By the third week in April, Guayaquil Mayor Cyntia Viteri announced a series of initiatives, including the implementation of testing and medical teams in the most affected marginalised communities. The city government also began a weekly project, called the "Strategic Plan for Door-to-Door Service", to deliver more than 100,000 food rations to the most affected areas of the city, according to the mayor's press office. 

"We are working intensely on all fronts to help citizens," the mayor's office told Al Jazeera. 

Back in her neighbourhood of Monte Sinai, Sanchez says she received donations from the municipality at the beginning of April, but it has not come back. Many people in her community are hungry and anxious, she says. 

"It's hard to see all of this.

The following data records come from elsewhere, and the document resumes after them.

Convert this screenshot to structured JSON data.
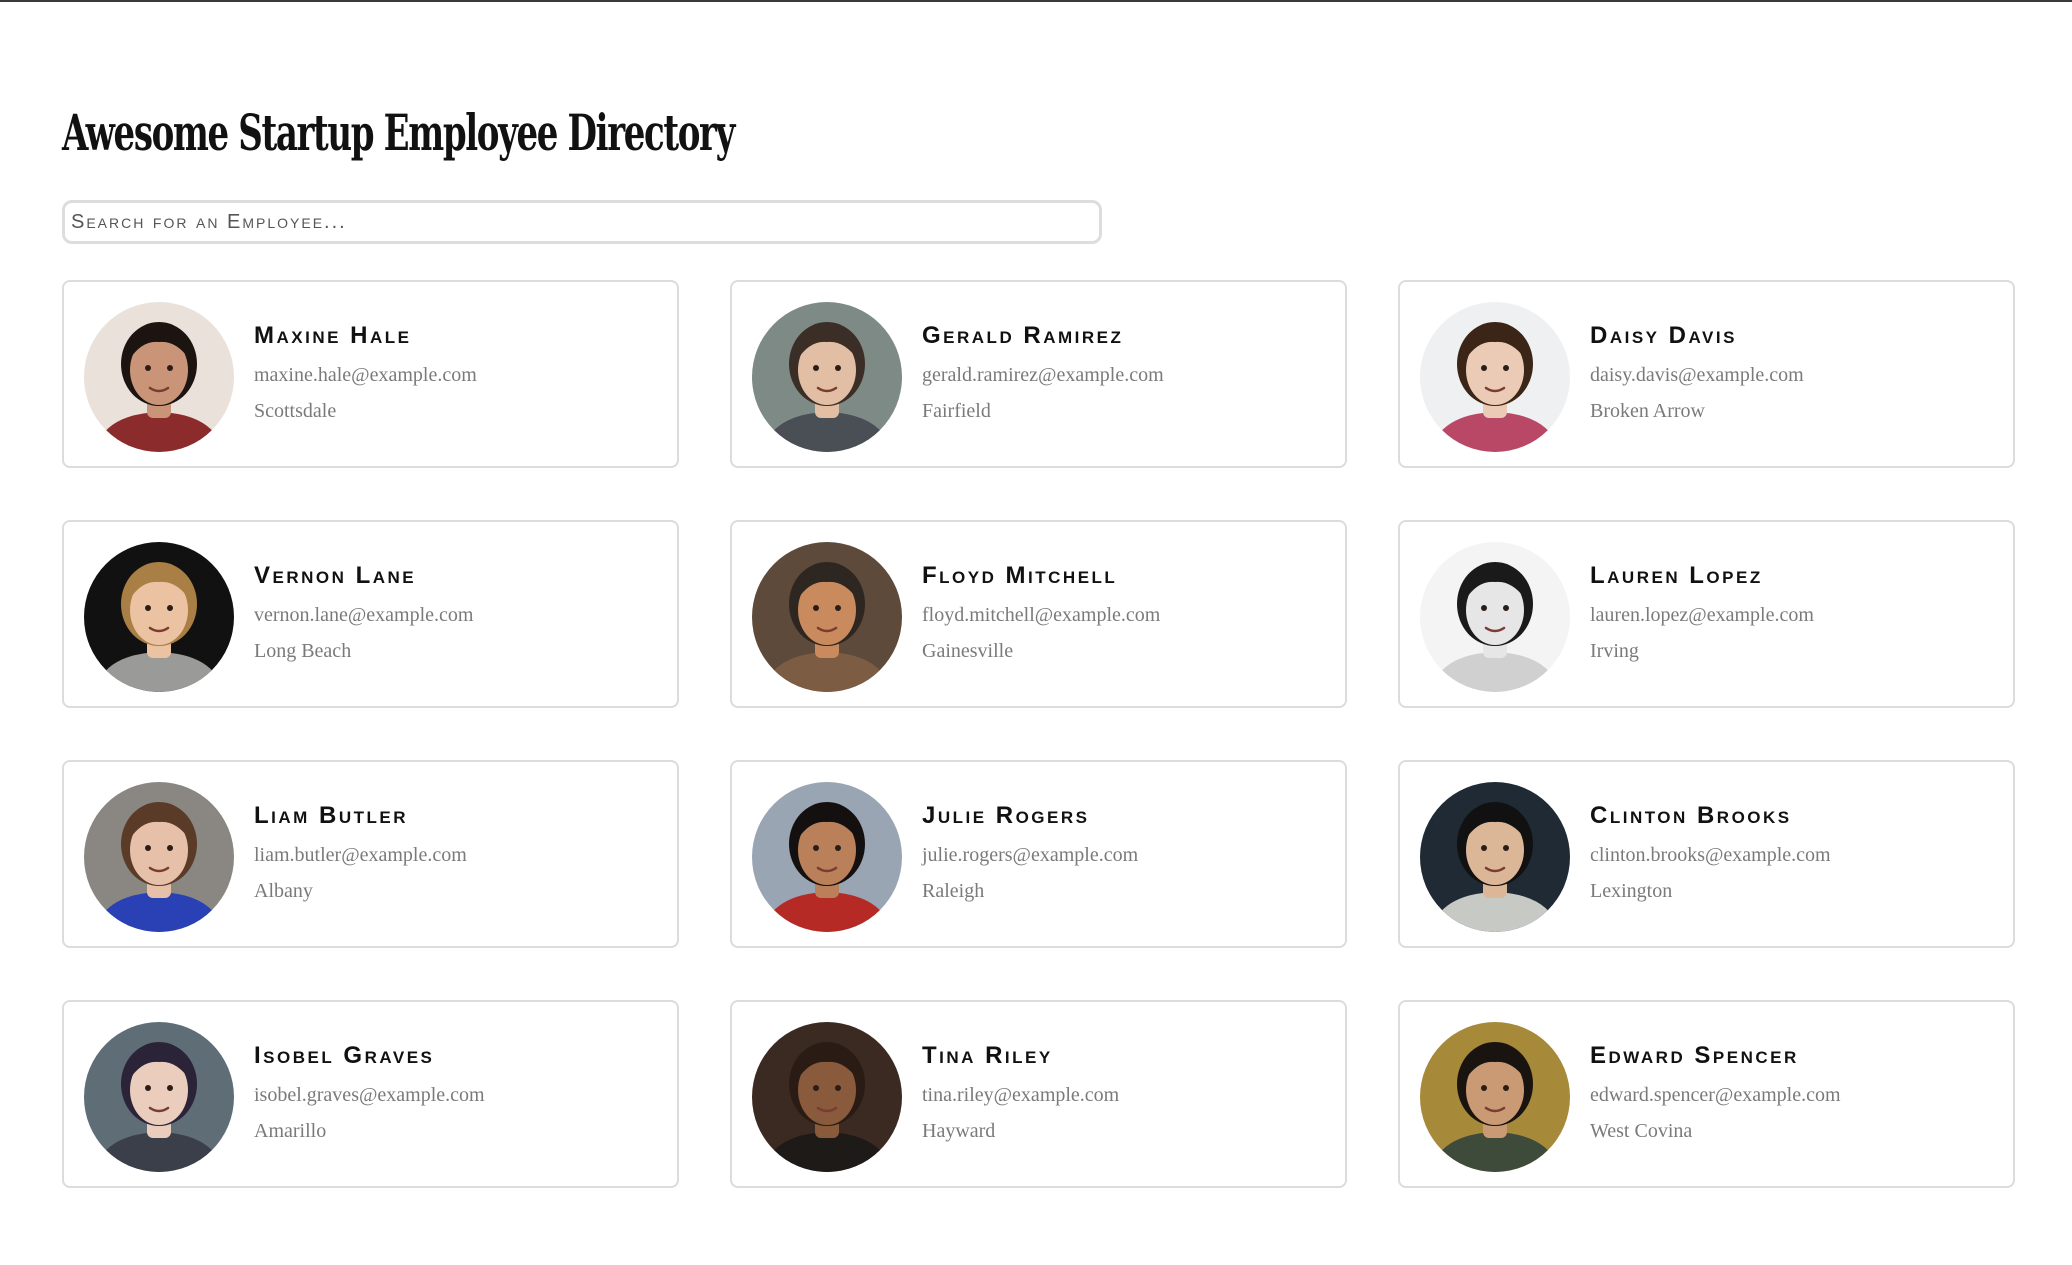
{
  "header": {
    "title": "Awesome Startup Employee Directory"
  },
  "search": {
    "placeholder": "Search for an Employee..."
  },
  "employees": [
    {
      "name": "Maxine Hale",
      "email": "maxine.hale@example.com",
      "city": "Scottsdale",
      "skin": "#c99477",
      "hair": "#1c1410",
      "bg": "#e9e1da",
      "shirt": "#8b2b2b"
    },
    {
      "name": "Gerald Ramirez",
      "email": "gerald.ramirez@example.com",
      "city": "Fairfield",
      "skin": "#e2bfa4",
      "hair": "#3a2e26",
      "bg": "#7d8a86",
      "shirt": "#4a4f55"
    },
    {
      "name": "Daisy Davis",
      "email": "daisy.davis@example.com",
      "city": "Broken Arrow",
      "skin": "#eccbb6",
      "hair": "#3b2517",
      "bg": "#eef0f1",
      "shirt": "#b94867"
    },
    {
      "name": "Vernon Lane",
      "email": "vernon.lane@example.com",
      "city": "Long Beach",
      "skin": "#ecc3a2",
      "hair": "#a97f45",
      "bg": "#111111",
      "shirt": "#9a9a98"
    },
    {
      "name": "Floyd Mitchell",
      "email": "floyd.mitchell@example.com",
      "city": "Gainesville",
      "skin": "#c98a5e",
      "hair": "#2e2620",
      "bg": "#5d4a3a",
      "shirt": "#7d5c44"
    },
    {
      "name": "Lauren Lopez",
      "email": "lauren.lopez@example.com",
      "city": "Irving",
      "skin": "#e6e6e6",
      "hair": "#1a1a1a",
      "bg": "#f4f4f4",
      "shirt": "#d0d0d0"
    },
    {
      "name": "Liam Butler",
      "email": "liam.butler@example.com",
      "city": "Albany",
      "skin": "#e7c0aa",
      "hair": "#5a3b28",
      "bg": "#8a8783",
      "shirt": "#2941b5"
    },
    {
      "name": "Julie Rogers",
      "email": "julie.rogers@example.com",
      "city": "Raleigh",
      "skin": "#b9805a",
      "hair": "#141010",
      "bg": "#9aa5b3",
      "shirt": "#b52a24"
    },
    {
      "name": "Clinton Brooks",
      "email": "clinton.brooks@example.com",
      "city": "Lexington",
      "skin": "#dcb797",
      "hair": "#111111",
      "bg": "#1f2a34",
      "shirt": "#c7c9c4"
    },
    {
      "name": "Isobel Graves",
      "email": "isobel.graves@example.com",
      "city": "Amarillo",
      "skin": "#eacdbd",
      "hair": "#2b2438",
      "bg": "#5f6d77",
      "shirt": "#3a3f4a"
    },
    {
      "name": "Tina Riley",
      "email": "tina.riley@example.com",
      "city": "Hayward",
      "skin": "#8a5a3c",
      "hair": "#2a1c14",
      "bg": "#3b2a22",
      "shirt": "#1e1a18"
    },
    {
      "name": "Edward Spencer",
      "email": "edward.spencer@example.com",
      "city": "West Covina",
      "skin": "#c99a73",
      "hair": "#1a1410",
      "bg": "#a68a3a",
      "shirt": "#3e4a3a"
    }
  ]
}
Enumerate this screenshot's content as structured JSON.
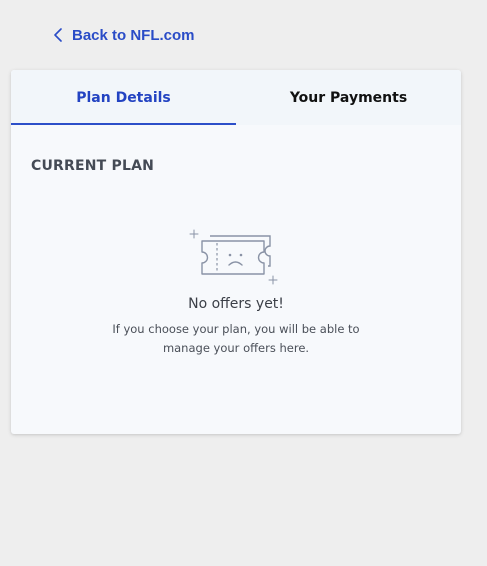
{
  "nav": {
    "back_label": "Back to NFL.com"
  },
  "tabs": [
    {
      "label": "Plan Details",
      "active": true
    },
    {
      "label": "Your Payments",
      "active": false
    }
  ],
  "current_plan": {
    "title": "CURRENT PLAN",
    "empty_icon": "sad-ticket-icon",
    "empty_title": "No offers yet!",
    "empty_description": "If you choose your plan, you will be able to manage your offers here."
  },
  "colors": {
    "accent": "#2a4cc7",
    "background": "#eeeeee",
    "card": "#f7f9fc"
  }
}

I feel powerless at times not being able to help," Sanchez says. "I want to, but I can't." 

Thinking back to the night of her mother's death, she remembers how often she tried calling officials for help, but it never arrived. 

"They said to call back, but when I did, nothing. No matter how much I called, I never got help. I never even got to speak to a doctor or anything like that," Sanchez says. "I wish I could have done more, but I couldn't do it."